2018 Ram 2500 Power Wagon
Class: Large Pickup Truck
Miles driven: 252
Fuel used: 24.6 gallons
Real-world fuel economy: 10.2 mpg
Driving mix: 70% city, 30% highway
EPA-estimated fuel economy: Not rated
Base price: $52,295 (not including $1395 destination charge)
|CG Report Card|
|Big & Tall comfort ratings are for front seats only. "Big" rating based on male tester weighing approximately 350 pounds, "Tall" rating based on 6'6"-tall male tester.|
|Room and Comfort||A|
|Power and Performance||A-|
|Fit and Finish||B|
|Report-card grades are derived from a consensus of test-driver evaluations. All grades are versus other vehicles in the same class. Value grade is for specific trim level evaluated, and may not reflect Consumer Guide's impressions of the entire model lineup.|
|Big & Tall Comfort|
Options on test vehicle: Leather and Luxury Group ($4995), Convenience Group ($395), rear-window defroster ($195), power folding outside mirrors ($195), keyless entry ($195), Cargo View Camera ($345), tubular side steps ($445), remote CD player ($295), navigation system ($745), power adjustable pedals ($195), remote start ($245), RamBox ($1295), spray-in bedliner ($495)
Price as tested: $63,725
The great: Off-road capability, interior room and storage space
The good: Off-the-line acceleration, control layout
The not so good: Step-in height, passing power, fuel economy
To step or not to step—that is the question when the subject is the rugged, high-riding Ram Power Wagon pickup.
The Power Wagon is the king of the Ram off-roaders with its 14.3-inch ground clearance, but that makes it more challenging to enter for folks who aren’t at least part giraffe. From Consumer Guide® editors’ experience, the proper sequence seems to be to grab the handle attached to the inside of the cab A-pillar, kick your inboard leg over the sill, and do a one-handed pull-up that would have brought a tear to the eye of your junior-high gym teacher.
Now, the ramrods at Ram could just add running boards or step bars and make this easy for everybody. However, in Mother Nature’s neighborhood, where clearances can be tight over and around rocks, stumps, and other obstructions, things that hang down or out pose a problem. That’s why Power Wagons don’t ordinarily come with them, unless an owner shells out $445 for a set of factory-optional tubular side steps.
The flat-black steps do make a clear improvement in passenger access, which CG folks found out when they finally got to drive a Power Wagon with this option. That was one of the few substantive differences between their 2018 test truck and the ’17 version they drove—and it probably won’t be much different from the one that comes behind it.
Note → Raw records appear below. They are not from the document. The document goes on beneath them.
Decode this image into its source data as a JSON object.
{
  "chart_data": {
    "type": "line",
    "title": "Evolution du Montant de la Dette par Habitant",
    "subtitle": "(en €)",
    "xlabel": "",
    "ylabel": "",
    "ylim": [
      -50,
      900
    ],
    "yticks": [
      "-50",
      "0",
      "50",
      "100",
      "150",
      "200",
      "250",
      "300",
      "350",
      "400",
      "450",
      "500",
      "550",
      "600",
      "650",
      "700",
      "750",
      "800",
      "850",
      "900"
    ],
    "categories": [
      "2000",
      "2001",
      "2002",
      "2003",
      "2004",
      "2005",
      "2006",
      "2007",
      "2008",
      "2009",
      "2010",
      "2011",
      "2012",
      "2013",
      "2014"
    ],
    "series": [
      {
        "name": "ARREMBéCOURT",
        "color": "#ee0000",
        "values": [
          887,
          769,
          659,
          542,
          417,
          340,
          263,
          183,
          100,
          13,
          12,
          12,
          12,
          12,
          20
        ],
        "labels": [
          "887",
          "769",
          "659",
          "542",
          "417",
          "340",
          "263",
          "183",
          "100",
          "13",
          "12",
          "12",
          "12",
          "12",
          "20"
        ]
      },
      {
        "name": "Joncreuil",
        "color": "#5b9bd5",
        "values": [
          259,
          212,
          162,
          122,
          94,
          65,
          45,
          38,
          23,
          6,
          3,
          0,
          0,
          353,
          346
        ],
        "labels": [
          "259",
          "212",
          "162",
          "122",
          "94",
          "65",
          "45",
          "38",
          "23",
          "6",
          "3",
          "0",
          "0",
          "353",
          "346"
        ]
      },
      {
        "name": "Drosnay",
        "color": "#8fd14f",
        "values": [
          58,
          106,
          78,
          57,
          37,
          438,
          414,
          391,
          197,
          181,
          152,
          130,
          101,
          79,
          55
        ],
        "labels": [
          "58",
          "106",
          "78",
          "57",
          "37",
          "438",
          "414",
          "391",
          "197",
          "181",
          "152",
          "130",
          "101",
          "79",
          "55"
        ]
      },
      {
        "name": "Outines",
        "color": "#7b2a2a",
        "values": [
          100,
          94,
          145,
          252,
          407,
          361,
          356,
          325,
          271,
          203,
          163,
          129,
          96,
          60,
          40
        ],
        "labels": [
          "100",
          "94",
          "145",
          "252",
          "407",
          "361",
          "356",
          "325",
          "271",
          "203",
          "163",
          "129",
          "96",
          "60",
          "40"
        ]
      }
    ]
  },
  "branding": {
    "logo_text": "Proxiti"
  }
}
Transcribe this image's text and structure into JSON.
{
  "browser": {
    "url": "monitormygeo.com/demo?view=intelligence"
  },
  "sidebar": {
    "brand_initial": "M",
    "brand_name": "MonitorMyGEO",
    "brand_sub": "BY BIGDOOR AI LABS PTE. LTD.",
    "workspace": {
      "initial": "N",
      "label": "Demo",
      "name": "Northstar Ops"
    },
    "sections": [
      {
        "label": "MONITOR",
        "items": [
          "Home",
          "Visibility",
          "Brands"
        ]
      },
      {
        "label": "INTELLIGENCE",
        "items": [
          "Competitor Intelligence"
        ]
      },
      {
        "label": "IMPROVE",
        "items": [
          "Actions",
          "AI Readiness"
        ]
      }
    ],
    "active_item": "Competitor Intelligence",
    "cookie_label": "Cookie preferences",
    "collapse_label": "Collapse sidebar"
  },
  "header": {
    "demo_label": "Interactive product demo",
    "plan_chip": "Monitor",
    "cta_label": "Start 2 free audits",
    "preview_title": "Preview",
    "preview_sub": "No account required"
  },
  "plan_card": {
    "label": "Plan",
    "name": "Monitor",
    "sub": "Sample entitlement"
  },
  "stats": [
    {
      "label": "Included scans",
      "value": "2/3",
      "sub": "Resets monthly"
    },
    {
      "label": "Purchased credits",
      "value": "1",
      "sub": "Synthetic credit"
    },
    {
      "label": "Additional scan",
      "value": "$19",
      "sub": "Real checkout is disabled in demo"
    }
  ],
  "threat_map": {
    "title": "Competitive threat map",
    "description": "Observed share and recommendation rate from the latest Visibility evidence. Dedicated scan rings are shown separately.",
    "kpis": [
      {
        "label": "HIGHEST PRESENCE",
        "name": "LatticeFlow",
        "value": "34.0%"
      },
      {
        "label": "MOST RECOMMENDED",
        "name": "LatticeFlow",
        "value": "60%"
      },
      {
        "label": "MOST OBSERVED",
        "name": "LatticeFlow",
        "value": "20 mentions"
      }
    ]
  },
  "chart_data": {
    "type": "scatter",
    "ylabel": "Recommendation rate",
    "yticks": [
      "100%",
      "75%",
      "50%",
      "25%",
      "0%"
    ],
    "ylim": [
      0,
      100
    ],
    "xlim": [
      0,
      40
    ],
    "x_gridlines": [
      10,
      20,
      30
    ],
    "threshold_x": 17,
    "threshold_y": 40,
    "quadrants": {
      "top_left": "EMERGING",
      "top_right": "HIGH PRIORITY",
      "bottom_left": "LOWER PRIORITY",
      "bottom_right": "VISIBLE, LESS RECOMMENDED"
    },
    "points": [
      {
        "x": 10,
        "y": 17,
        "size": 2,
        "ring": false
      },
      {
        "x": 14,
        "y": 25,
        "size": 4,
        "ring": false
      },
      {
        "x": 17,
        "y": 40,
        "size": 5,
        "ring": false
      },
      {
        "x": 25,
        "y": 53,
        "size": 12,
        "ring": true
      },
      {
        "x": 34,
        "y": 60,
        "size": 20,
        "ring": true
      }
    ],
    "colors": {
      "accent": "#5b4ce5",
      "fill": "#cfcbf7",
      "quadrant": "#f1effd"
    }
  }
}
Ram is shifting to a new generation of its big pickups in 2019, starting with the 1500, with the heavy-duty 2500 and 3500 to follow, perhaps in 2020. It’s the nominally ¾-ton 2500 that is the basis for the Power Wagon.
In other respects, CG’s two most recent crew-cab Power Wagons were equipped quite similarly. (The 2017 job had an optional pickup-bed tonneau cover that wasn’t on the ’18 test truck, but the latter had the step bars and an extra-cost single-disc remote CD player that the former lacked.) Standard stuff that gives the Power Wagon its can-do bona fides includes a front-stabilizer-bar disconnect for increased improved wheel articulation, 33-inch-diameter off-road tires, 12,000-pound front-mounted winch, hill-descent control, locking front and rear axles, and chassis skid plates to protect the fuel tank and transfer case.
When passengers do climb Mount Power Wagon, they’ll find copious room in either row. Two big bench seats suggest 6-passenger room, but it’s pretty hard to imagine anyone filling that front-row middle seat, what with a substantial housing for cup holders and the controller for the shift-on-the-fly transfer case at that person’s feet. It’s better to just flip down the center back rest and take advantage of its potential as a wide armrest with internal storage and no less than three cup holders. The extra-cost Uconnect infotainment system—with an 8.4-inch screen, navigation, and satellite traffic information—is simple to use.
The big, nubby off-road tires ratchet up highway noise somewhat, and detract a bit from the ride comfort that otherwise is a hallmark of Ram pickups. A 6.4-liter, 410-horsepower Hemi V8 puts the power in Power Wagon, but exacts quite a toll at the gas pump, even with cylinder deactivation when the engine isn’t as stressed.
The Ram Power Wagon may not be the ideal choice for every truck buyer who sees an advantage to having 4-wheel drive. However, for those who have reason to make use of the Power Wagon’s distinctive traits, it’s a step up.